21 janvier 2012

L'homme qui aime cette femme


Millenium, Les hommes qui n'aimaient pas les femmes, de David Fincher, 2h38, USA
Avec Daniel Craig, Rooney Mara, Christopher Plummer, Robin Wright, Stellan Skarsgard...




  Depuis maintenant plusieurs années, la sortie d’un film de David Fincher fait figure d’événement attendu par la critique et les cinéphiles de tout bord. Mais jamais un de ses films n’aura suscité autant d’attente que celui-ci. En effet, à la suite du succès de The Social Network, le cinéaste annonce qu’il réalisera le remake (il serait d’ailleurs pertinent de s’interroger sur cette notion un de ces jours) du film Suédo-danois Millénium, adapté de la trilogie littéraire scandinave éponyme du regretté Stieg Larsson. Le film de Niels Arden Oplev étant plutôt réussi, on était en droit de se demander ce que pouvait réellement apporter la présence de David Fincher dans cette entreprise. Et autant le dire tout de suite, le film du cinéaste Américain est bien meilleur que le film original.

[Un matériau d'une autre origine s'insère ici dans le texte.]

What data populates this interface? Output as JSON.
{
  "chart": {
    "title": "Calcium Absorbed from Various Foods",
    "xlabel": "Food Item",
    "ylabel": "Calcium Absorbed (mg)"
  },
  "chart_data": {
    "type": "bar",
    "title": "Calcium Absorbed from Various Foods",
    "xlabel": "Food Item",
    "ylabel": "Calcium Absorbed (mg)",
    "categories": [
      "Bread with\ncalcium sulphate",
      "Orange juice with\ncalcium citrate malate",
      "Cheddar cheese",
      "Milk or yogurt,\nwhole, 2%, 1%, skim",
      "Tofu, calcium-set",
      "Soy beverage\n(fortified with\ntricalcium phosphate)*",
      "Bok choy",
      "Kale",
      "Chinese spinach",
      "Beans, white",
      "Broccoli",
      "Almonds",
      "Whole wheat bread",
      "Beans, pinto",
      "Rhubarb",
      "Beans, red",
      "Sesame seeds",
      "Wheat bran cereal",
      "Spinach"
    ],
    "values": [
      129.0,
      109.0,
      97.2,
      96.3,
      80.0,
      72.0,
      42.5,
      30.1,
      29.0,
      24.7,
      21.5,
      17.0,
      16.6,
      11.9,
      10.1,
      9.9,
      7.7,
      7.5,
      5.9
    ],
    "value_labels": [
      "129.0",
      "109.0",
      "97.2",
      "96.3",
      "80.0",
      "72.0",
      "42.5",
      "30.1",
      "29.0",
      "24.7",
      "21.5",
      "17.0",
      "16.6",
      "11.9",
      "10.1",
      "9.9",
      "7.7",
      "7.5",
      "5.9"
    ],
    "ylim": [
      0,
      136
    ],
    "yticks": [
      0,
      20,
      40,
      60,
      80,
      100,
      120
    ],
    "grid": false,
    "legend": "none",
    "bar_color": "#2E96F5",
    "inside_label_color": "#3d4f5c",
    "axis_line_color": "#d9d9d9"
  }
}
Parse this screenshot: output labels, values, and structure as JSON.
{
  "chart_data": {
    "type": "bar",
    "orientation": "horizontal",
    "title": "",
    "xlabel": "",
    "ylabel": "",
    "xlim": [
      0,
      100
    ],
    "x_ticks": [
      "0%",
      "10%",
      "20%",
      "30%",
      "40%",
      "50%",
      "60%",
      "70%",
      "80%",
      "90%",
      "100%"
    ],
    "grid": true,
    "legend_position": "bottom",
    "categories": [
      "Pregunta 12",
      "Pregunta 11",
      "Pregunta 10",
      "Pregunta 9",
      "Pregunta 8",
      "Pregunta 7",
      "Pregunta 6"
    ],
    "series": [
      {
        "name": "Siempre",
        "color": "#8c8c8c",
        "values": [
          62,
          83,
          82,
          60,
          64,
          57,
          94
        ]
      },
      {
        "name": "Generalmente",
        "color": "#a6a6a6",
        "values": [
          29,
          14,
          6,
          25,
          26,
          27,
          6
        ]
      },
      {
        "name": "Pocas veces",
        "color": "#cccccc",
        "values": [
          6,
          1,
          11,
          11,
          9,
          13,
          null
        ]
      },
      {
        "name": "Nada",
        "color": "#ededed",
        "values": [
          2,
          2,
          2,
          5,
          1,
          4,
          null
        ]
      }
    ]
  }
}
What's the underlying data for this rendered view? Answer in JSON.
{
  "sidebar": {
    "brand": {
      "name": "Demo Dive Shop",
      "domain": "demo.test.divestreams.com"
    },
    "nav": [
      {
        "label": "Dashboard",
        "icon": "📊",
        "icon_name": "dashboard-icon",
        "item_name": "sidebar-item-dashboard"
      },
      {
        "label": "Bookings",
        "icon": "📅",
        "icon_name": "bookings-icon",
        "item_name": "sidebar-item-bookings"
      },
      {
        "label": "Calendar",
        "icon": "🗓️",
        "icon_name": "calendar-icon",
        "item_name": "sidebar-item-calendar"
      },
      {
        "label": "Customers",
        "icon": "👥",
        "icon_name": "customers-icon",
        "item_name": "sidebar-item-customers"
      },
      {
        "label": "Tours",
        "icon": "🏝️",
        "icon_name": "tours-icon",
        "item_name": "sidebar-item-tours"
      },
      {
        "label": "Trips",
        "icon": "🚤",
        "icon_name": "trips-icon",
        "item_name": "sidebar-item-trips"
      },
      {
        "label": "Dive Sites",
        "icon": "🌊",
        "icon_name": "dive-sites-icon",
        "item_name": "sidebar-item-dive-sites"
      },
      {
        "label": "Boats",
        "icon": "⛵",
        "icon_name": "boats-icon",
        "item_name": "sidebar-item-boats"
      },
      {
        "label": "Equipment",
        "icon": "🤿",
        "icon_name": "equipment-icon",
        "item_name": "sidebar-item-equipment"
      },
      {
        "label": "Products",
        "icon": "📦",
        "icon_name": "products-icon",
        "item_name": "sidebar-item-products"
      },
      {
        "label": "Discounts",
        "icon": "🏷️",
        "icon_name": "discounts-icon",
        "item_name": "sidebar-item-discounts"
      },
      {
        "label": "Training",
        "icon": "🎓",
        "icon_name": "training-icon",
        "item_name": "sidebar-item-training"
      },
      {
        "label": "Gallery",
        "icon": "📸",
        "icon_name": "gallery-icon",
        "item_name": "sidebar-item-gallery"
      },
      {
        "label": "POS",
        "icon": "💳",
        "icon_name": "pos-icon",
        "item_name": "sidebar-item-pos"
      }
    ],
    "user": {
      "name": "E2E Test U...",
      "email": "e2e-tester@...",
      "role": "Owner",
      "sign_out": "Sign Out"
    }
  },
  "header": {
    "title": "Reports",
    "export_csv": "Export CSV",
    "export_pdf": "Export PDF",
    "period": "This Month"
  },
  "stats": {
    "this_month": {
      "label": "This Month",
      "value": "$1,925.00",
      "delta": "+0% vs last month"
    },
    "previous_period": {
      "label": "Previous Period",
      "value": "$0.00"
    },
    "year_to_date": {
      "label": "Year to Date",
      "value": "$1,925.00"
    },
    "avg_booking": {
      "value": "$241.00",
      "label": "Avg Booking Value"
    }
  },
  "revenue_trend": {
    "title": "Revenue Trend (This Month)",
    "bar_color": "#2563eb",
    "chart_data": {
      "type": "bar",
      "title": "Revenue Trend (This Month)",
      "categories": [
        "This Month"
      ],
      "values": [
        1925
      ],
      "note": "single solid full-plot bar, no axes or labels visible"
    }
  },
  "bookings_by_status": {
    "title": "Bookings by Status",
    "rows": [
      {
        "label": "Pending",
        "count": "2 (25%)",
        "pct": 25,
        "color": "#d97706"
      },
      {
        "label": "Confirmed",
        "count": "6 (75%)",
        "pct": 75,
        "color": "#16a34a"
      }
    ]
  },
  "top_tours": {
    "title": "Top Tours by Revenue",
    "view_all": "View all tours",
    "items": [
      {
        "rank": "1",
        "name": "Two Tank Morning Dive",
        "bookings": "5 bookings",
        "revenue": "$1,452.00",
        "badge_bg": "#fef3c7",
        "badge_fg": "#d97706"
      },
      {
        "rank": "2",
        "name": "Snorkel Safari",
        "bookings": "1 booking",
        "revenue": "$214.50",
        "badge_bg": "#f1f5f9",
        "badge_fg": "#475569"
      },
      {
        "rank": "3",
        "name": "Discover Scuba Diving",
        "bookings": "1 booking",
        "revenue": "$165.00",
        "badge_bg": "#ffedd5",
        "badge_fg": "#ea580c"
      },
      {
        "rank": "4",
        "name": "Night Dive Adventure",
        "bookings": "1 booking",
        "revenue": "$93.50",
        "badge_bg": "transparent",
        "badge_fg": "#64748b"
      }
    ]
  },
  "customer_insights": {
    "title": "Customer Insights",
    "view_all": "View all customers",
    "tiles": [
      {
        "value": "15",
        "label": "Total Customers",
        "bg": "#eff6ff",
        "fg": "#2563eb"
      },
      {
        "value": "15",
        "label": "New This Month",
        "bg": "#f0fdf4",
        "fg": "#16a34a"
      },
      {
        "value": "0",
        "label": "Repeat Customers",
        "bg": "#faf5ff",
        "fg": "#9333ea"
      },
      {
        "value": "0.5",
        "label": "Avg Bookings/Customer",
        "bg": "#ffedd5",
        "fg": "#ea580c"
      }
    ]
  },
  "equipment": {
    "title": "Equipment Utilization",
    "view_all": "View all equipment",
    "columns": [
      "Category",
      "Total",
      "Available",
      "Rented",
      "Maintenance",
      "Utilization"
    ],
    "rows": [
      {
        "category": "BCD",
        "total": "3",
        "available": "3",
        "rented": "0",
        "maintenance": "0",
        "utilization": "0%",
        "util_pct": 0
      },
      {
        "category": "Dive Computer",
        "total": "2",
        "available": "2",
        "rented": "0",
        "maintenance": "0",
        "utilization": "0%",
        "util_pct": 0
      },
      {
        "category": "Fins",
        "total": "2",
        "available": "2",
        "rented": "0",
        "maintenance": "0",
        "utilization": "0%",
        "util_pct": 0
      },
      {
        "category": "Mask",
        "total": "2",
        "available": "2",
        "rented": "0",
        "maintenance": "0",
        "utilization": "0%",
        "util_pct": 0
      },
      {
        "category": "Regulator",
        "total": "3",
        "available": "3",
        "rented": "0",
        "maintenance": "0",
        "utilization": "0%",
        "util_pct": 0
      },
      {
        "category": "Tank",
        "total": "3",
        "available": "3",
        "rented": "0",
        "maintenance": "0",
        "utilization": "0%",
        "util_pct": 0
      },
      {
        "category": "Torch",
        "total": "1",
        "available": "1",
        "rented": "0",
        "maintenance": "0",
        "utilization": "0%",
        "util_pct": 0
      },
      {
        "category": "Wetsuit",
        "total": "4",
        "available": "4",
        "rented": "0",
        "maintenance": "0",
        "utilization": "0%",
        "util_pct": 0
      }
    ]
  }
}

  Pour la poignée de réfractaires qui ignorerait tout de l’histoire, la voici en quelques lignes. Après un procès perdu face à un puissant homme d’affaires corrompu, faute de preuves vérifiables, le journaliste Mikael Blomkvist (Daniel Craig) voit sa crédibilité et son épargne réduites à néant et son journal, le Millénium, menacé de faillite. C’est alors que se manifeste le patriarche d’une des plus éminentes familles d’industriels suédois, qui lui propose, contre une importante somme d’argent et la promesse de lui fournir les preuves qui lui permettraient de gagner son procès en appel, d’enquêter sur la disparition de sa nièce, survenue quarante années plus tôt. Un bon moyen de regagner sa crédibilité, laver son honneur et de renflouer le navire en somme. Epaulé de Lisbeth Salander (Rooney Mara), jeune femme cyber-punk à l’enfance douloureuse et génie de l’informatique, Blomkvist va se frotter à la face cachée de l’empire Vanger. Mensonges, tortures, viols, inceste, sérials-killers, criminels nazis, animaux mutilés, voilà ce qui vous attend au programme de ce thriller glaçant et métallique. David Fincher y explore alors un univers qu’il maîtrise depuis ses premiers films, où le sombre et le chaos règnent en maître sur un monde dominé par ces forces souterraines. On pense alors très fort à Seven ou à Fight Club, les tics visuels en moins.

  Mais là où le film se montre fascinant, c’est dans la collision entre le matériau original et l’univers du cinéaste. Au vue du texte de Stieg Larsson, il n’est pas difficile d’en tirer un thriller convenable (ce qu’est le film de Niels Arden Oplev). David Fincher en a lui saisi l’essence, pas seulement l’esprit, pour l’entraîner, par touches subtiles, vers des rivages hautement plus personnels. Ce qu’il propose au sein même de ce film, c’est la confrontation qui travaille l’essentiel de son œuvre, celle du moderne contre l’archaïque. Les méthodes à l’ancienne de Mikael Blomkvist s’oppose à l’univers virtuel de Lisbeth Salander. Si le travail du journaliste permet de relancer l’enquête, ce n’est que par l’arrivée de la jeune rebelle que se déverrouillent les derniers cadenas de l’affaire. Elle est littéralement celle qui possède les solutions et qui sauve Blomkvist d’un funèbre destin. Elle est la véritable héroïne du film, personnage jumeau du Zuckerberg de Social Network et proche cousin du Robert Graysmith de Zodiac. En l’élevant au rang d’anti-héros, David Fincher démontre une nouvelle fois son empathie pour les personnages d’anti-sociaux, de rebelles et d’exclus et offre un rôle en or à la révélation Rooney Mara.

  Le film est construit comme une véritable descente dans les entrailles visqueuses d’un monde en apparence reluisant. Si The Social Network était une variation sur la figure du champ contre-champ, ce Millenium possède une construction verticale, notamment descendante. Pour résoudre cette enquête, Blomkvist va devoir plonger dans l’obscurité insulaire des manoirs Vanger aux volets fermés, faits de couloirs et de cavités, là où les apparences ne tiennent plus et où les comportements humains laissent place à une animalité sans scrupules. Dans cette descente, il rencontrera la belle Lisbeth Salander, écorché vif désabusée par le monde des hommes et s’unira avec elle. Mais ces deux personnages n’appartenant pas au même monde, Blomkvist retrouvera la lumière tandis que Lisbeth retournera, seule, se tapir dans l’obscurité. Ce que le dernier plan du film traduit dans un mouvement desendant dont la beauté n’a d’égal que sa puissance dramatique.